Venezuela acaba de presenciar la gran farsa del 6D, cuyo resultado había sido “profetizado” por el Ministro de la Defensa. Para los conocedores de la naturaleza del Régimen no constituían ningún secreto las artimañas para asegurar los resultados. ¿Vicios del proceso? Innumerables. Ejemplos: integración monopólica del CNE, instrumentalización del TSJ y de la FA, espada de Damocles de la ANC, expropiación de partidos y símbolos, diputados y líderes opositores en exilio o prisión (en casos, con torturas), chantaje con cajas de alimentos y utensilios del hogar, hegemonía comunicacional, amenazas a empleados. Con todo, el absentismo masivo fue también deslegitimador patente del proceso. Por lo demás, era previsible por la magnitud de las carencias y del malestar de la población.

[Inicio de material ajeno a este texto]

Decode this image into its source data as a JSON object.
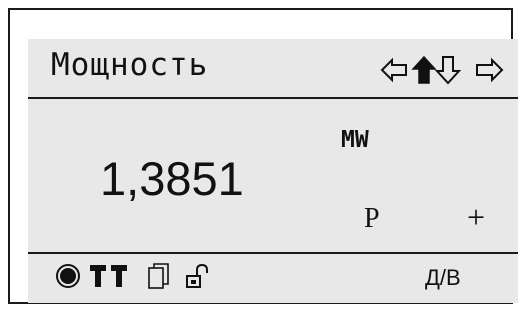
{
  "display": {
    "title": "Мощность",
    "unit": "MW",
    "value": "1,3851",
    "quantity_letter": "P",
    "sign": "+",
    "mode": "Д/В"
  },
  "nav_icons": [
    "arrow-left-icon",
    "arrow-up-filled-icon",
    "arrow-down-icon",
    "arrow-right-icon"
  ],
  "status_icons": [
    "record-dot-icon",
    "double-t-icon",
    "pages-icon",
    "unlocked-padlock-icon"
  ],
  "colors": {
    "screen": "#e8e8e8",
    "ink": "#111111",
    "frame": "#1a1a1a"
  }
}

    Sobre consulta popular he venido hablando de ello desde bien antes del famoso 16J, como apelación necesaria y con plena justificación constitucional. Porque si la instancia máxima de decisión en una comunidad política es el soberano, como lo establece claramente nuestra Carta Magna (CRBV 5), al mismo se debe acudir, especialmente en momentos de gravísima crisis nacional -como la actual venezolana-, para definir el camino a seguir hacia una solución consistente. El soberano tiene, en cuanto tal, un poder que es originario y, por tanto, también supraconstitucional. Por ello las preguntas de la Consulta Popular que está en marcha se encabezan así: “¿Ordena usted?” “¿Rechaza usted?” No se pide una opinión, sino un mandato del soberano.

    La ilegitimidad de la llamada “elección” del 6D es manifiesta. Ahora esperamos que el soberano, hacia la tarde del próximo 12, festividad de Nuestra Señora de Guadalupe, haya inaugurado el camino para salir del desastre global en que el Socialismo del Siglo XXI ha sumido este país.